Justice Kissoon said that Singh “had the audacity, with a straight face,” to say that his singular wrong was making the call to Hackett which lured her out of her home, away from family and friends who would have readily rushed to her aid, had they the slightest inkling of what was going to transpire.

The Judge said that Singh was in on the act of “concocted deception” and went further by lending support—aiding and abetting Hamilton after—to conceal the crime.   

Referencing initial pretrial hearings at which maximum sentence indications had been discussed with both the defence teams and the prosecution, the Judge noted that it had not been because of remorse that the two threw themselves at the mercy of the Court, but more because of the overwhelming evidence against them, owing to diligent police work.

The Judge lamented what he said was the prevalence of domestic and intimate partner violence which continues to see women losing their lives in record number in a country of less than a million people.

Such violence, he said, seems to have gone “unchecked,” which he said “is of grave concern to the Judiciary.”

‘Devils in disguise’

In a moving tribute to her niece, whom she described as fun-loving and a pillar to their family structure, Leota Greene-Watson in her victim impact statement said that she is still haunted by the call she disconnected on that fateful day her now-dead niece called her.

She said that the muffled sounds coming through the phone led her to believe that Simone’s cell phone had pocket-dialed, and so she disconnected the call, realizing only after she had gone missing and then her body found, that she was trying to call her aunt in a bid to reach out for help.

She said that she and her niece were close, but even more, she recalled the bond she shared with her son, for whom “she would have done anything.”

Greene-Watson said that the young lad is now beginning to understand the fate with which his mother met but said that he still has more questions than answers.

Describing her niece as a humble soul, the woman said that her life was taken by “monsters, beasts… devils in disguise in human form.”

Stating that he had found no mitigating factors, Justice Kissoon imposed the life sentences on the duo, with the order that they are not to be eligible for parole before serving a minimum of 35 years.

Hackett had been murdered between April 16 and April 19, 2016.

The facts as previously presented by Prosecutor Muntaz Ali, which the killers accepted, were that they contacted the unsuspecting woman, whom they lured to the UG road, under the pretext of having to uplift a package from someone named “Dexter.”

It was Singh who made the call.

“Dexter,” the prosecutor had said, was known to Hackett, as he was the person from whom she would usually collect items sent for her son by Hamilton, who resided at Mahaicony.

Believing that she was going to meet “Dexter,” the court was told that the woman left her Sophia home and set out along the UG road where she was instead picked up by Singh, along with Hamilton who was also in the vehicle.

The prosecutor said that Hackett entered the back seat and Singh drove off.

Ali said that it was while in the backseat that Hamilton unleashed his attack on the mother of his child, slashing her throat and stabbing her about the body, thus leaving a bloody trail in the vehicle.

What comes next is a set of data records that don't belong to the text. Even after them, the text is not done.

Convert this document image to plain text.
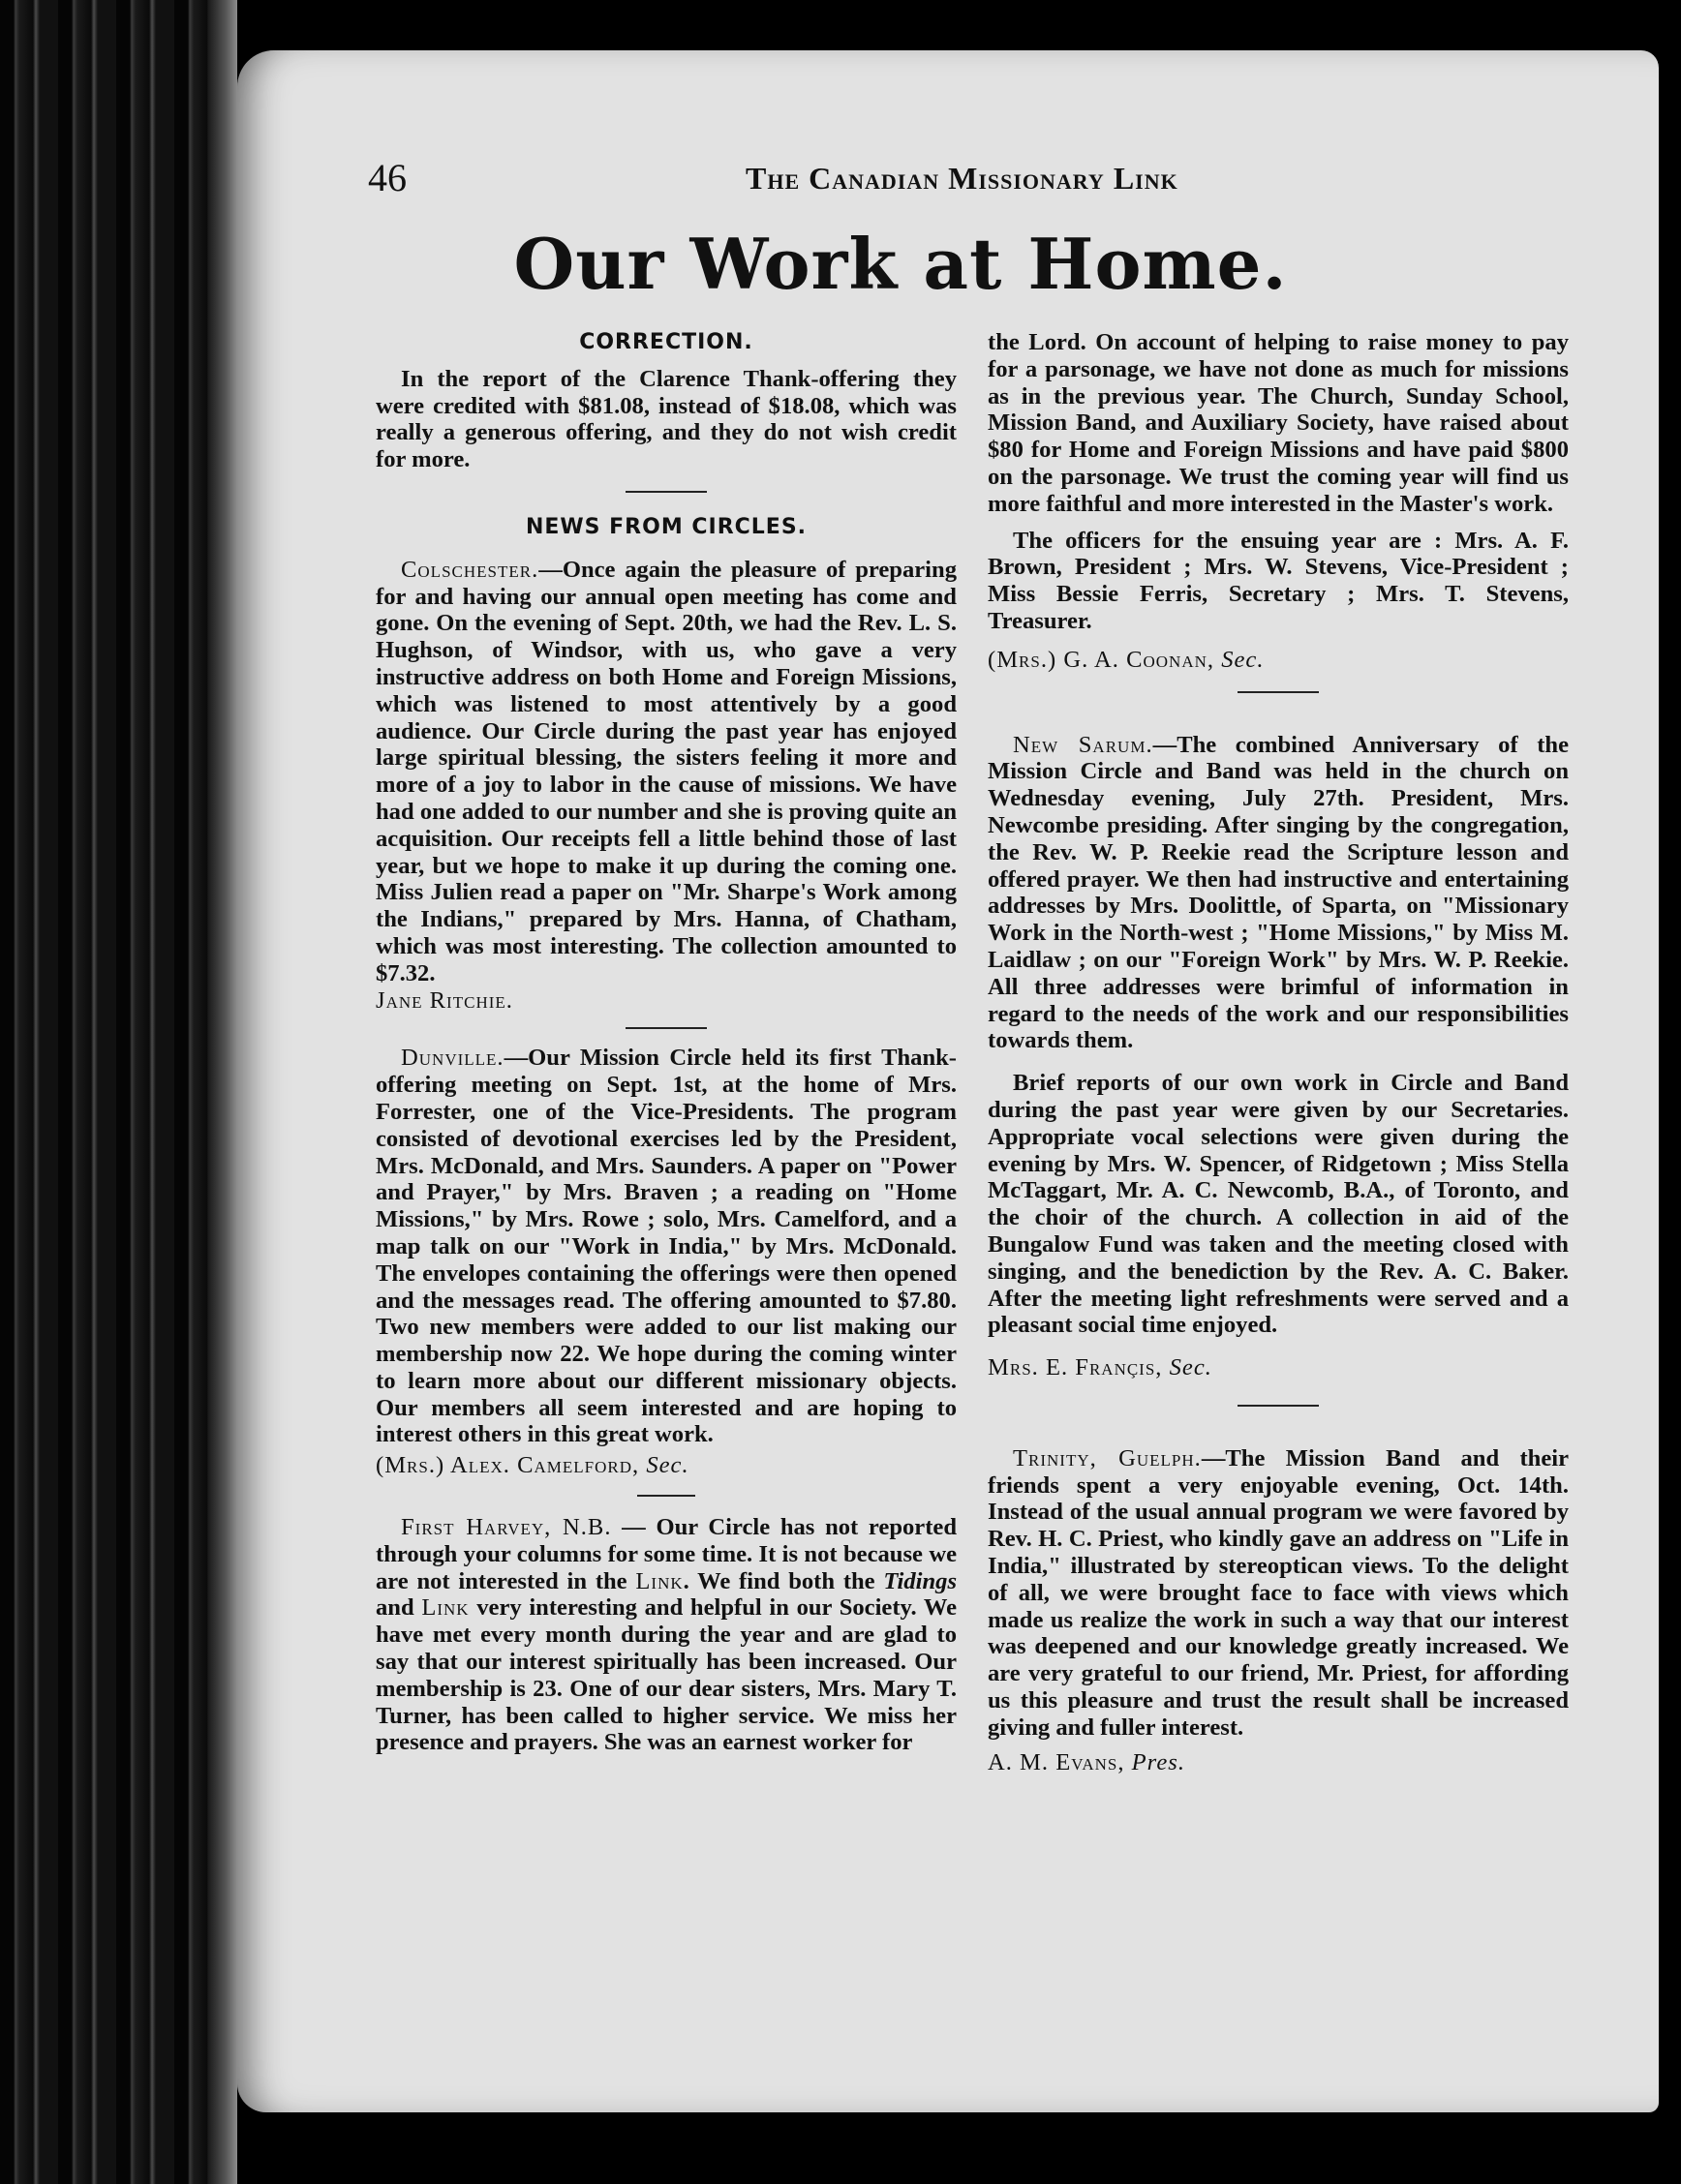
46	The Canadian Missionary Link
Our Work at Home.
CORRECTION.

In the report of the Clarence Thank-offering they were credited with $81.08, instead of $18.08, which was really a generous offering, and they do not wish credit for more.

NEWS FROM CIRCLES.

Colschester.—Once again the pleasure of preparing for and having our annual open meeting has come and gone. On the evening of Sept. 20th, we had the Rev. L. S. Hughson, of Windsor, with us, who gave a very instructive address on both Home and Foreign Missions, which was listened to most attentively by a good audience. Our Circle during the past year has enjoyed large spiritual blessing, the sisters feeling it more and more of a joy to labor in the cause of missions. We have had one added to our number and she is proving quite an acquisition. Our receipts fell a little behind those of last year, but we hope to make it up during the coming one. Miss Julien read a paper on "Mr. Sharpe's Work among the Indians," prepared by Mrs. Hanna, of Chatham, which was most interesting. The collection amounted to $7.32.

Jane Ritchie.

Dunville.—Our Mission Circle held its first Thank-offering meeting on Sept. 1st, at the home of Mrs. Forrester, one of the Vice-Presidents. The program consisted of devotional exercises led by the President, Mrs. McDonald, and Mrs. Saunders. A paper on "Power and Prayer," by Mrs. Braven ; a reading on "Home Missions," by Mrs. Rowe ; solo, Mrs. Camelford, and a map talk on our "Work in India," by Mrs. McDonald. The envelopes containing the offerings were then opened and the messages read. The offering amounted to $7.80. Two new members were added to our list making our membership now 22. We hope during the coming winter to learn more about our different missionary objects. Our members all seem interested and are hoping to interest others in this great work.

(Mrs.) Alex. Camelford, Sec.

First Harvey, N.B. — Our Circle has not reported through your columns for some time. It is not because we are not interested in the Link. We find both the Tidings and Link very interesting and helpful in our Society. We have met every month during the year and are glad to say that our interest spiritually has been increased. Our membership is 23. One of our dear sisters, Mrs. Mary T. Turner, has been called to higher service. We miss her presence and prayers. She was an earnest worker for

the Lord. On account of helping to raise money to pay for a parsonage, we have not done as much for missions as in the previous year. The Church, Sunday School, Mission Band, and Auxiliary Society, have raised about $80 for Home and Foreign Missions and have paid $800 on the parsonage. We trust the coming year will find us more faithful and more interested in the Master's work.

The officers for the ensuing year are : Mrs. A. F. Brown, President ; Mrs. W. Stevens, Vice-President ; Miss Bessie Ferris, Secretary ; Mrs. T. Stevens, Treasurer.

(Mrs.) G. A. Coonan, Sec.

New Sarum.—The combined Anniversary of the Mission Circle and Band was held in the church on Wednesday evening, July 27th. President, Mrs. Newcombe presiding. After singing by the congregation, the Rev. W. P. Reekie read the Scripture lesson and offered prayer. We then had instructive and entertaining addresses by Mrs. Doolittle, of Sparta, on "Missionary Work in the North-west ; "Home Missions," by Miss M. Laidlaw ; on our "Foreign Work" by Mrs. W. P. Reekie. All three addresses were brimful of information in regard to the needs of the work and our responsibilities towards them.

Brief reports of our own work in Circle and Band during the past year were given by our Secretaries. Appropriate vocal selections were given during the evening by Mrs. W. Spencer, of Ridgetown ; Miss Stella McTaggart, Mr. A. C. Newcomb, B.A., of Toronto, and the choir of the church. A collection in aid of the Bungalow Fund was taken and the meeting closed with singing, and the benediction by the Rev. A. C. Baker. After the meeting light refreshments were served and a pleasant social time enjoyed.

Mrs. E. Françis, Sec.

Trinity, Guelph.—The Mission Band and their friends spent a very enjoyable evening, Oct. 14th. Instead of the usual annual program we were favored by Rev. H. C. Priest, who kindly gave an address on "Life in India," illustrated by stereoptican views. To the delight of all, we were brought face to face with views which made us realize the work in such a way that our interest was deepened and our knowledge greatly increased. We are very grateful to our friend, Mr. Priest, for affording us this pleasure and trust the result shall be increased giving and fuller interest.

A. M. Evans, Pres.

The court would then hear that the men stopped the car at a bushy concrete bridge where Hamilton dragged Hackett out, and dumped her in a nearby trench, into which he also threw the knife he had used on her.

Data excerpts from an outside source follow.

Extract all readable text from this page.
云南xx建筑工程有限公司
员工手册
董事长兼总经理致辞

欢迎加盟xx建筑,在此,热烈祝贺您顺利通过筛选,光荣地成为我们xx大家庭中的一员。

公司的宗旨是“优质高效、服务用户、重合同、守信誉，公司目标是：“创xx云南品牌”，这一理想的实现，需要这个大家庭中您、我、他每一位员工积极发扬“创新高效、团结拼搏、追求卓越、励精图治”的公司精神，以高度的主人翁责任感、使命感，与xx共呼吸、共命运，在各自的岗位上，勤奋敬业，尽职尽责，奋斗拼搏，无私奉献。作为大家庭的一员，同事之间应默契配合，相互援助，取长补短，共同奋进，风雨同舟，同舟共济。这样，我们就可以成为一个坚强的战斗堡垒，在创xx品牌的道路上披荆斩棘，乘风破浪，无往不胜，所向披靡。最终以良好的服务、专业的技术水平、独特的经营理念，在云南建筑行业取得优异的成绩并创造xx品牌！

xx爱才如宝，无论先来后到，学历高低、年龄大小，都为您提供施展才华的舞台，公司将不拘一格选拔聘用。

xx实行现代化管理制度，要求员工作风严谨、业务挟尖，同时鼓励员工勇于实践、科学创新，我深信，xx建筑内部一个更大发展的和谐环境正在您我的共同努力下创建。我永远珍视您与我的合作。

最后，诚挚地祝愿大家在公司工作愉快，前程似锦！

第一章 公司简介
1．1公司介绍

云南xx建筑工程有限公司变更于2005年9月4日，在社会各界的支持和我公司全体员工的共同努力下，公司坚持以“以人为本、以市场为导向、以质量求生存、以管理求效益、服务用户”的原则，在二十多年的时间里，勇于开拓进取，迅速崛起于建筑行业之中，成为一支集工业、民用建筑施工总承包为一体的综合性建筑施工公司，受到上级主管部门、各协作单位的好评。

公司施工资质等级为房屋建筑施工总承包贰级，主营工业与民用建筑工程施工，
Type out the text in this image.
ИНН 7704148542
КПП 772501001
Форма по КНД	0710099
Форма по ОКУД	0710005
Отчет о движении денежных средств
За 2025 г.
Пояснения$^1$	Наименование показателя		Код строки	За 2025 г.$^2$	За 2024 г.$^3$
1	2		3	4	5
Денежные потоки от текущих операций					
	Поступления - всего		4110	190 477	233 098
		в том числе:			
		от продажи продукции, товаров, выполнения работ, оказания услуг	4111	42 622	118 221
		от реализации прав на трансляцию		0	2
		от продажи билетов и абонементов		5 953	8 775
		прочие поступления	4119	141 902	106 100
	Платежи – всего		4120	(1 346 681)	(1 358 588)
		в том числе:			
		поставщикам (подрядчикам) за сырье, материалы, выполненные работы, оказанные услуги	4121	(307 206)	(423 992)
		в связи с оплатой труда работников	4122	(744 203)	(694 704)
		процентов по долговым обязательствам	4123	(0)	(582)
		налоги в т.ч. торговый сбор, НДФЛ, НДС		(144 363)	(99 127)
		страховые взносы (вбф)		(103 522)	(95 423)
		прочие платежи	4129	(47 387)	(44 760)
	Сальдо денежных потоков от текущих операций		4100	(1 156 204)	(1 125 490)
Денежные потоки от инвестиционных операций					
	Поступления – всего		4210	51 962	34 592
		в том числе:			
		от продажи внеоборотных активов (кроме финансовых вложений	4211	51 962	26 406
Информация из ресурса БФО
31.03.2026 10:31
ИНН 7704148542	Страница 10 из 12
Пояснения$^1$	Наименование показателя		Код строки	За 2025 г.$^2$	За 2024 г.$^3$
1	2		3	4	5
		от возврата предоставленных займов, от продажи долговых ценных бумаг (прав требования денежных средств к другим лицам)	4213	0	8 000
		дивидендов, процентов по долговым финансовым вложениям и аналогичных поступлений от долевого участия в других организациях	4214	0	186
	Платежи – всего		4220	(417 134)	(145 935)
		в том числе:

The duo then escaped to Mahdia, Region Eight, in the car.

Ali said that on their journey, Hamilton told Singh to stop the vehicle at a canal where he (Hamilton) used his shirt to wipe away blood stains which were left in the back of the car.

Ali said that following the discovery of the woman’s body days later, an investigation was launched which led to the arrest of Hamilton, whom he said had confessed to police the part he played in killing the woman.

Ali said that lawmen would then later take possession of Singh’s car in which bloodstains were detected in the backseat and upon the floor, where maggots were found below the mats. 

An autopsy would later confirm that the woman died from an incised wound to her neck, compounded by 11 other wounds about her body. 

Hamilton was represented by defence attorney Alaira Murphy-Goodman, while Singh was represented by attorney Latchmie Rahamat.